L’échec de la coopération sur le Covid-19 est un problème universel

À travers l’Europe, des stratégies contradictoires ont été mises en place. Chaque pays a décidé par lui-même comment il allait tester ses citoyens, prévenir la contagion et gérer ses fournitures médicales. « La coopération est primordiale » avertissent les experts. Mais y a-t-il seulement quelqu’un pour les écouter?

Les pays européens ont adopté des stratégies contradictoires pour lutter contre le coronavirus (Covid-19), prenant des positions non concertées sur la question des tests, de la prévention de la contagion et de la gestion des fournitures médicales. Une attitude qui va à l’encontre des avertissements des experts, qui répètent qu’il est « vital de coopérer ».

En arrivant à l’aéroport de Malpensa à Milan (Italie) mercredi 18 mars, accompagnés de 17 tonnes d’équipement médical (vêtements, masques, respirateurs), les douze docteurs et infirmiers chinois arboraient une grande banderole. Sur cette dernière, une phrase en italien du philosophe romain Sénèque : « Nous sommes les vagues de la même mer, les feuilles du même arbre, les fleurs du même jardin ».

L’idée est simple : en Italie comme en Chine et partout dans le monde, le Covid-19 répand la peur et l’anxiété, tue des milliers de personnes et menace notre mode de vie. La pandémie, déclarée par l’OMS le 11 mars, n’a cure des frontières nationales. Ses conséquences sont graves pour tous les pays d’Europe.

« Nous sommes les vagues de la même mer, les feuilles du même arbre, les fleurs du même jardin »

Mais jusqu’à présent, au lieu d’une coordination internationale ou de coopération stratégique entre les états, la lutte contre la propagation de la maladie semble être gérée au cas par cas. Les autorités prennent des mesures protectionnistes (interdictions d’exportations, fermeture des frontières) et, dans certains cas, vont jusqu’à appliquer des mesures qui paraissent clairement contradictoires.

Nous devrions tous coopérer : tel était le message brandi par les médecins chinois en Italie. Mais ce n’est hélas pas ce qui se passe aujourd’hui en Europe. Bien que l’UE soit un marché commun sans frontières, il n’a pas son mot à dire sur les questions de santé : selon les traités, il s’agit d’une prérogative nationale.

C’est ainsi que jusqu’à présent, sur des sujets aussi cruciaux que les tests, la gestion de l’approvisionnement en matériel médical et la démarche de soins, les pays européens ont opté pour des approches différentes. Différentes voire parfois radicalement opposées, comme dans les premiers temps de la crise, lorsque certains pays se sont demandé si la meilleure manière pour contenir le virus était le confinement ou au contraire, « l’immunité de groupe ». Ceux qui ont fait ce second choix – ce fut le Royaume-Uni mais aussi des Pays-Bas – se sont rapidement rendu compte qu’il était impraticable.

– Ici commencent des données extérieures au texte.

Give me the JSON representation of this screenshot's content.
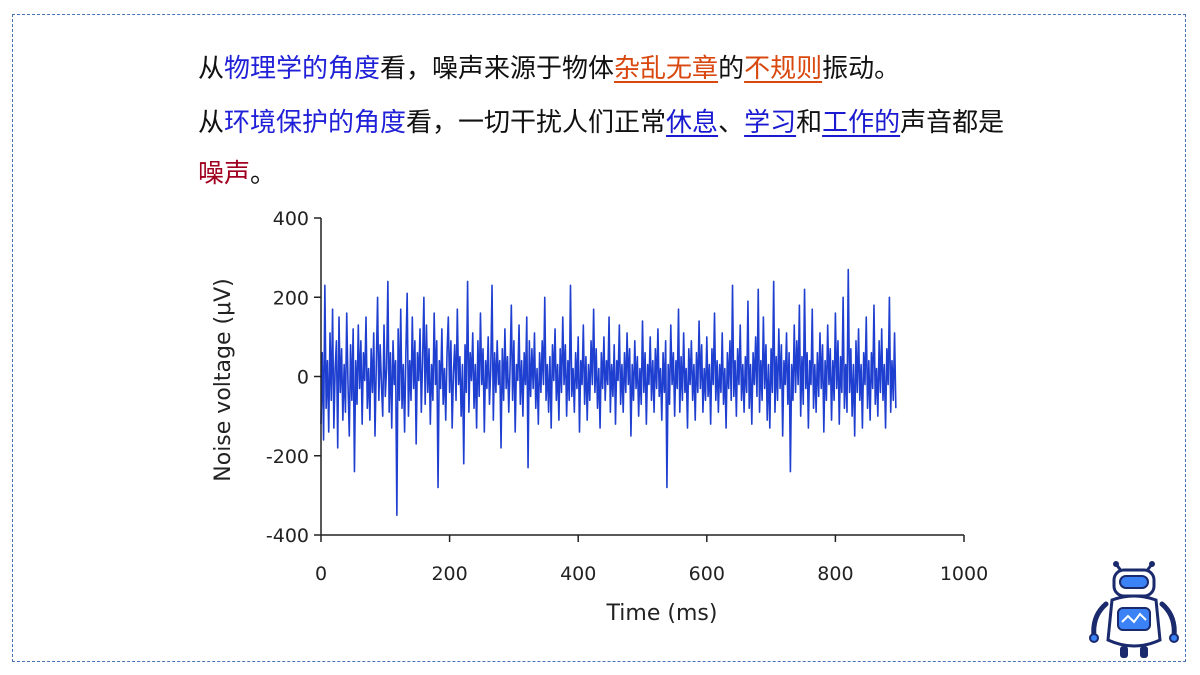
{
  "slide": {
    "line1": {
      "p1": "从",
      "p2": "物理学的角度",
      "p3": "看，噪声来源于物体",
      "p4": "杂乱无章",
      "p5": "的",
      "p6": "不规则",
      "p7": "振动。"
    },
    "line2": {
      "p1": "从",
      "p2": "环境保护的角度",
      "p3": "看，一切干扰人们正常",
      "p4": "休息",
      "p5": "、",
      "p6": "学习",
      "p7": "和",
      "p8": "工作的",
      "p9": "声音都是",
      "p10": "噪声",
      "p11": "。"
    }
  },
  "colors": {
    "frame": "#4a74b8",
    "blue_text": "#2020d8",
    "orange_link": "#d9480f",
    "dark_red": "#a00020",
    "signal": "#1f3fd0"
  },
  "robot": {
    "icon": "robot-icon"
  },
  "chart_data": {
    "type": "line",
    "xlabel": "Time (ms)",
    "ylabel": "Noise voltage (μV)",
    "xlim": [
      0,
      1000
    ],
    "ylim": [
      -400,
      400
    ],
    "xticks": [
      0,
      200,
      400,
      600,
      800,
      1000
    ],
    "xtick_labels": [
      "0",
      "200",
      "400",
      "600",
      "800",
      "1000"
    ],
    "yticks": [
      400,
      200,
      0,
      -200,
      -400
    ],
    "ytick_labels": [
      "400",
      "200",
      "0",
      "-200",
      "-400"
    ],
    "grid": false,
    "sample_interval_ms": 2,
    "series": [
      {
        "color": "#1f3fd0",
        "y": [
          -120,
          60,
          -160,
          230,
          -80,
          40,
          -140,
          110,
          -60,
          170,
          -130,
          20,
          90,
          -180,
          150,
          -40,
          70,
          -110,
          30,
          -90,
          160,
          -20,
          -150,
          80,
          -60,
          120,
          -240,
          40,
          -70,
          130,
          -30,
          90,
          -120,
          60,
          -10,
          150,
          -80,
          20,
          -110,
          70,
          -40,
          110,
          -150,
          30,
          200,
          -60,
          80,
          -20,
          -100,
          130,
          -50,
          20,
          240,
          -90,
          60,
          -130,
          90,
          -20,
          40,
          -350,
          120,
          -60,
          170,
          -80,
          30,
          -140,
          60,
          210,
          -100,
          40,
          -60,
          150,
          -30,
          90,
          -170,
          60,
          -10,
          120,
          -90,
          40,
          200,
          -70,
          130,
          -40,
          70,
          -120,
          30,
          -60,
          160,
          -20,
          90,
          -280,
          40,
          -30,
          120,
          -70,
          20,
          -110,
          60,
          150,
          -40,
          90,
          -130,
          10,
          80,
          -60,
          170,
          -20,
          50,
          -100,
          30,
          -220,
          80,
          -40,
          240,
          -90,
          60,
          -10,
          110,
          -80,
          30,
          -130,
          90,
          -50,
          160,
          -20,
          70,
          -140,
          40,
          -30,
          100,
          -70,
          20,
          230,
          -110,
          60,
          -40,
          90,
          -20,
          40,
          -180,
          70,
          -60,
          120,
          -30,
          50,
          -90,
          20,
          180,
          -60,
          90,
          -140,
          30,
          -10,
          130,
          -70,
          40,
          -100,
          60,
          -20,
          150,
          -230,
          90,
          -50,
          70,
          -30,
          110,
          -80,
          20,
          -120,
          60,
          -40,
          90,
          -20,
          200,
          -60,
          30,
          -90,
          50,
          -130,
          80,
          -10,
          120,
          -60,
          30,
          -110,
          70,
          -40,
          150,
          -20,
          80,
          -100,
          40,
          -60,
          230,
          -50,
          20,
          -90,
          60,
          -30,
          100,
          -140,
          40,
          -20,
          130,
          -70,
          50,
          -110,
          30,
          -60,
          90,
          -20,
          170,
          -40,
          70,
          -80,
          20,
          -130,
          60,
          -30,
          100,
          -60,
          40,
          -20,
          150,
          -90,
          30,
          -50,
          80,
          -120,
          40,
          -10,
          130,
          -70,
          30,
          -90,
          60,
          -40,
          110,
          -20,
          70,
          -150,
          30,
          -60,
          90,
          -30,
          50,
          -100,
          20,
          -70,
          140,
          -40,
          60,
          -120,
          30,
          -20,
          100,
          -60,
          40,
          -90,
          70,
          -30,
          120,
          -50,
          20,
          -110,
          60,
          -40,
          90,
          -280,
          30,
          -70,
          130,
          -20,
          60,
          -100,
          40,
          -30,
          170,
          -90,
          50,
          -60,
          110,
          -40,
          20,
          -130,
          70,
          -20,
          90,
          -60,
          30,
          -110,
          60,
          -40,
          140,
          -30,
          80,
          -90,
          20,
          -60,
          100,
          -50,
          30,
          -120,
          70,
          -20,
          160,
          -60,
          40,
          -90,
          30,
          -40,
          110,
          -70,
          20,
          -130,
          60,
          -30,
          90,
          -60,
          230,
          -50,
          40,
          -100,
          70,
          -20,
          130,
          -60,
          30,
          -90,
          50,
          -40,
          190,
          -80,
          30,
          -120,
          60,
          -20,
          100,
          -50,
          220,
          -90,
          40,
          -60,
          150,
          -30,
          80,
          -110,
          30,
          -130,
          70,
          -40,
          240,
          -90,
          50,
          -60,
          120,
          -30,
          80,
          -150,
          40,
          -20,
          110,
          -70,
          60,
          -240,
          30,
          -60,
          130,
          -40,
          90,
          -20,
          180,
          -100,
          50,
          -70,
          220,
          -30,
          60,
          -130,
          40,
          -20,
          170,
          -80,
          30,
          -90,
          60,
          -50,
          110,
          -30,
          80,
          -140,
          40,
          -60,
          130,
          -20,
          70,
          -110,
          40,
          -60,
          160,
          -30,
          90,
          -120,
          50,
          -40,
          200,
          -80,
          30,
          -90,
          270,
          -40,
          70,
          -100,
          30,
          -150,
          90,
          -40,
          120,
          -60,
          30,
          -130,
          60,
          -20,
          150,
          -80,
          40,
          -110,
          60,
          -30,
          180,
          -70,
          20,
          -100,
          90,
          -40,
          120,
          -60,
          30,
          -130,
          70,
          -20,
          200,
          -90,
          40,
          -60,
          110,
          -80
        ]
      }
    ]
  }
}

Les contradictions ne sont pas seulement apparues entre états : elles ont également opposé États membres et institutions européennes de santé publique. La question de la fermeture des frontières en est sans doute l’exemple le plus frappant. Cette mesure a été largement prise par les États membres. Pourtant, l’agence de santé publique de l’UE, le Centre européen de prévention et contrôle des maladies (CEPCM) assure à Investigate Europe qu’il s’agit d’une décision non pertinente : « Les preuves [scientifiques] disponibles ne conduisent pas à recommander de fermer les frontières – décision qui risque de provoquer de lourds effets secondaires, ainsi que des bouleversements socio-économiques dans l’UE. »

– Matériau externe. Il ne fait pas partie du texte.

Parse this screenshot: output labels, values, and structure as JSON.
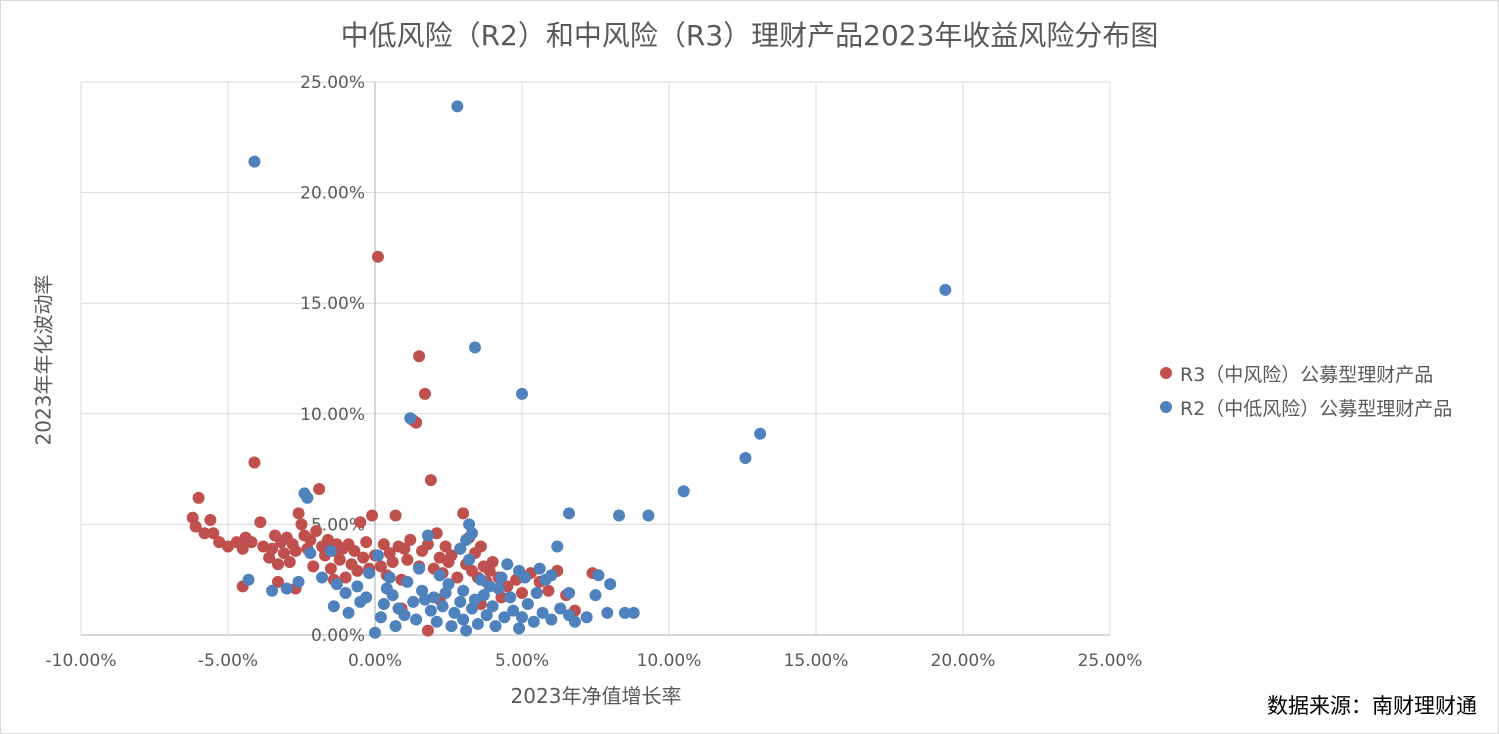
{
  "chart_data": {
    "type": "scatter",
    "title": "中低风险（R2）和中风险（R3）理财产品2023年收益风险分布图",
    "xlabel": "2023年净值增长率",
    "ylabel": "2023年年化波动率",
    "xlim": [
      -10,
      25
    ],
    "ylim": [
      0,
      25
    ],
    "x_ticks": [
      -10,
      -5,
      0,
      5,
      10,
      15,
      20,
      25
    ],
    "y_ticks": [
      0,
      5,
      10,
      15,
      20,
      25
    ],
    "x_tick_labels": [
      "-10.00%",
      "-5.00%",
      "0.00%",
      "5.00%",
      "10.00%",
      "15.00%",
      "20.00%",
      "25.00%"
    ],
    "y_tick_labels": [
      "0.00%",
      "5.00%",
      "10.00%",
      "15.00%",
      "20.00%",
      "25.00%"
    ],
    "grid": true,
    "legend_position": "right",
    "series": [
      {
        "name": "R3（中风险）公募型理财产品",
        "color": "#c0504d",
        "points": [
          [
            -6.0,
            6.2
          ],
          [
            -6.2,
            5.3
          ],
          [
            -6.1,
            4.9
          ],
          [
            -5.6,
            5.2
          ],
          [
            -5.5,
            4.6
          ],
          [
            -5.3,
            4.2
          ],
          [
            -5.0,
            4.0
          ],
          [
            -4.7,
            4.2
          ],
          [
            -4.5,
            3.9
          ],
          [
            -4.4,
            4.4
          ],
          [
            -4.2,
            4.2
          ],
          [
            -4.1,
            7.8
          ],
          [
            -3.9,
            5.1
          ],
          [
            -3.8,
            4.0
          ],
          [
            -3.6,
            3.5
          ],
          [
            -3.5,
            3.9
          ],
          [
            -3.4,
            4.5
          ],
          [
            -3.3,
            3.2
          ],
          [
            -3.2,
            4.2
          ],
          [
            -3.1,
            3.7
          ],
          [
            -3.0,
            4.4
          ],
          [
            -2.9,
            3.3
          ],
          [
            -2.8,
            4.1
          ],
          [
            -2.7,
            3.8
          ],
          [
            -2.6,
            5.5
          ],
          [
            -2.5,
            5.0
          ],
          [
            -2.4,
            4.5
          ],
          [
            -2.3,
            3.9
          ],
          [
            -2.2,
            4.3
          ],
          [
            -2.1,
            3.1
          ],
          [
            -2.0,
            4.7
          ],
          [
            -1.9,
            6.6
          ],
          [
            -1.8,
            4.0
          ],
          [
            -1.7,
            3.6
          ],
          [
            -1.6,
            4.3
          ],
          [
            -1.5,
            3.0
          ],
          [
            -1.4,
            3.8
          ],
          [
            -1.3,
            4.1
          ],
          [
            -1.2,
            3.4
          ],
          [
            -1.1,
            3.9
          ],
          [
            -1.0,
            2.6
          ],
          [
            -0.9,
            4.1
          ],
          [
            -0.8,
            3.2
          ],
          [
            -0.7,
            3.8
          ],
          [
            -0.6,
            2.9
          ],
          [
            -0.5,
            5.1
          ],
          [
            -0.4,
            3.5
          ],
          [
            -0.3,
            4.2
          ],
          [
            -0.2,
            3.0
          ],
          [
            -0.1,
            5.4
          ],
          [
            0.0,
            3.6
          ],
          [
            0.1,
            17.1
          ],
          [
            0.2,
            3.1
          ],
          [
            0.3,
            4.1
          ],
          [
            0.4,
            2.7
          ],
          [
            0.5,
            3.7
          ],
          [
            0.6,
            3.3
          ],
          [
            0.7,
            5.4
          ],
          [
            0.8,
            4.0
          ],
          [
            0.9,
            2.5
          ],
          [
            1.0,
            3.9
          ],
          [
            1.1,
            3.4
          ],
          [
            1.2,
            4.3
          ],
          [
            1.3,
            9.7
          ],
          [
            1.4,
            9.6
          ],
          [
            1.5,
            12.6
          ],
          [
            1.5,
            3.1
          ],
          [
            1.6,
            3.8
          ],
          [
            1.7,
            10.9
          ],
          [
            1.8,
            4.1
          ],
          [
            1.9,
            7.0
          ],
          [
            2.0,
            3.0
          ],
          [
            2.1,
            4.6
          ],
          [
            2.2,
            3.5
          ],
          [
            2.3,
            2.8
          ],
          [
            2.4,
            4.0
          ],
          [
            2.5,
            3.3
          ],
          [
            2.6,
            3.6
          ],
          [
            2.8,
            2.6
          ],
          [
            2.9,
            3.9
          ],
          [
            3.0,
            5.5
          ],
          [
            3.1,
            3.2
          ],
          [
            3.2,
            4.4
          ],
          [
            3.3,
            2.9
          ],
          [
            3.4,
            3.7
          ],
          [
            3.5,
            2.6
          ],
          [
            3.6,
            4.0
          ],
          [
            3.7,
            3.1
          ],
          [
            3.8,
            2.4
          ],
          [
            3.9,
            2.9
          ],
          [
            4.0,
            3.3
          ],
          [
            4.2,
            2.6
          ],
          [
            4.5,
            2.2
          ],
          [
            4.8,
            2.5
          ],
          [
            5.0,
            1.9
          ],
          [
            5.3,
            2.8
          ],
          [
            5.6,
            2.4
          ],
          [
            5.9,
            2.0
          ],
          [
            6.2,
            2.9
          ],
          [
            6.5,
            1.8
          ],
          [
            7.4,
            2.8
          ],
          [
            -5.8,
            4.6
          ],
          [
            -2.7,
            2.1
          ],
          [
            -1.4,
            2.5
          ],
          [
            0.9,
            1.2
          ],
          [
            1.8,
            0.2
          ],
          [
            2.2,
            1.6
          ],
          [
            3.6,
            1.4
          ],
          [
            4.3,
            1.7
          ],
          [
            6.8,
            1.1
          ],
          [
            -4.5,
            2.2
          ],
          [
            -3.3,
            2.4
          ]
        ]
      },
      {
        "name": "R2（中低风险）公募型理财产品",
        "color": "#4f81bd",
        "points": [
          [
            2.8,
            23.9
          ],
          [
            -4.1,
            21.4
          ],
          [
            19.4,
            15.6
          ],
          [
            3.4,
            13.0
          ],
          [
            5.0,
            10.9
          ],
          [
            1.2,
            9.8
          ],
          [
            13.1,
            9.1
          ],
          [
            12.6,
            8.0
          ],
          [
            10.5,
            6.5
          ],
          [
            -2.4,
            6.4
          ],
          [
            -2.3,
            6.2
          ],
          [
            6.6,
            5.5
          ],
          [
            8.3,
            5.4
          ],
          [
            9.3,
            5.4
          ],
          [
            3.2,
            5.0
          ],
          [
            3.3,
            4.6
          ],
          [
            1.8,
            4.5
          ],
          [
            3.1,
            4.3
          ],
          [
            6.2,
            4.0
          ],
          [
            2.9,
            3.9
          ],
          [
            -1.5,
            3.8
          ],
          [
            -2.2,
            3.7
          ],
          [
            0.1,
            3.6
          ],
          [
            3.2,
            3.4
          ],
          [
            4.5,
            3.2
          ],
          [
            5.6,
            3.0
          ],
          [
            4.9,
            2.9
          ],
          [
            6.0,
            2.7
          ],
          [
            5.1,
            2.6
          ],
          [
            7.6,
            2.7
          ],
          [
            5.8,
            2.5
          ],
          [
            -2.6,
            2.4
          ],
          [
            -4.3,
            2.5
          ],
          [
            -3.5,
            2.0
          ],
          [
            -3.0,
            2.1
          ],
          [
            -1.3,
            2.3
          ],
          [
            -0.6,
            2.2
          ],
          [
            0.4,
            2.1
          ],
          [
            1.6,
            2.0
          ],
          [
            2.4,
            1.9
          ],
          [
            3.0,
            2.0
          ],
          [
            3.7,
            1.8
          ],
          [
            4.2,
            2.1
          ],
          [
            6.6,
            1.9
          ],
          [
            7.5,
            1.8
          ],
          [
            8.0,
            2.3
          ],
          [
            7.9,
            1.0
          ],
          [
            8.5,
            1.0
          ],
          [
            8.8,
            1.0
          ],
          [
            6.6,
            0.9
          ],
          [
            5.0,
            0.8
          ],
          [
            0.0,
            0.1
          ],
          [
            -1.4,
            1.3
          ],
          [
            -0.5,
            1.5
          ],
          [
            0.3,
            1.4
          ],
          [
            0.8,
            1.2
          ],
          [
            1.0,
            0.9
          ],
          [
            1.3,
            1.5
          ],
          [
            1.9,
            1.1
          ],
          [
            2.1,
            0.6
          ],
          [
            2.3,
            1.3
          ],
          [
            2.6,
            0.4
          ],
          [
            2.7,
            1.0
          ],
          [
            3.0,
            0.7
          ],
          [
            3.3,
            1.2
          ],
          [
            3.5,
            0.5
          ],
          [
            3.8,
            0.9
          ],
          [
            4.0,
            1.3
          ],
          [
            4.1,
            0.4
          ],
          [
            4.4,
            0.8
          ],
          [
            4.7,
            1.1
          ],
          [
            4.9,
            0.3
          ],
          [
            5.2,
            1.4
          ],
          [
            5.4,
            0.6
          ],
          [
            5.7,
            1.0
          ],
          [
            6.0,
            0.7
          ],
          [
            6.3,
            1.2
          ],
          [
            6.8,
            0.6
          ],
          [
            7.2,
            0.8
          ],
          [
            -0.2,
            2.8
          ],
          [
            0.5,
            2.6
          ],
          [
            1.1,
            2.4
          ],
          [
            1.5,
            3.0
          ],
          [
            2.2,
            2.7
          ],
          [
            2.5,
            2.3
          ],
          [
            3.6,
            2.5
          ],
          [
            3.9,
            2.2
          ],
          [
            4.3,
            2.6
          ],
          [
            -1.0,
            1.9
          ],
          [
            -0.9,
            1.0
          ],
          [
            0.2,
            0.8
          ],
          [
            0.7,
            0.4
          ],
          [
            1.4,
            0.7
          ],
          [
            1.7,
            1.6
          ],
          [
            2.0,
            1.7
          ],
          [
            2.9,
            1.5
          ],
          [
            3.1,
            0.2
          ],
          [
            3.4,
            1.6
          ],
          [
            4.6,
            1.7
          ],
          [
            5.5,
            1.9
          ],
          [
            -1.8,
            2.6
          ],
          [
            -0.3,
            1.7
          ],
          [
            0.6,
            1.8
          ]
        ]
      }
    ]
  },
  "source_note": "数据来源：南财理财通"
}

Pour le CEPCM, « la coopération est la clé pour faire face à toutes les menaces de santé publique transfrontalières – y compris le Covid-19. »

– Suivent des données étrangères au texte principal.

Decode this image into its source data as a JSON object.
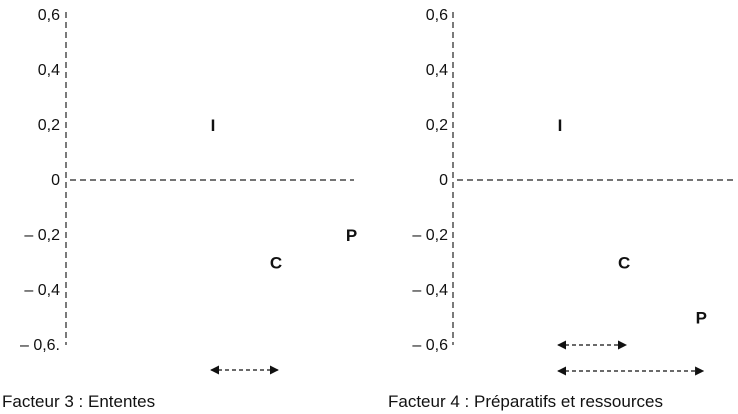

« Pour faire face à une épidémie en Europe, il faut essayer d’être aussi coordonnés que possible » a déclaré l’ancien directeur du Centre néerlandais pour le contrôle des maladies infectieuses, Roel Coutinho, dans une interview télévisée. En matière de santé publique, chaque pays a désormais sa propre politique, ce qui peut être source de confusion, relève-t-il.

« La coopération est primordiale », avertissent les experts.

Qui tester?

Pour comprendre les problèmes provoqués par ce manque de coopération, il faut d’abord se pencher sur la façon dont chaque pays européen récolte des données sur la propagation de la maladie.

Le directeur de l’OMS Tedros Adhanom Ghebreyesus l’a répété : pour lui, la clé est de « tester, tester, tester ». Cela ne signifie pas pour autant des tests « de masse », ajoutait le directeur adjoint de l’OMS Raniero Guerra, qui seraient « scientifiquement et logistiquement inutiles ».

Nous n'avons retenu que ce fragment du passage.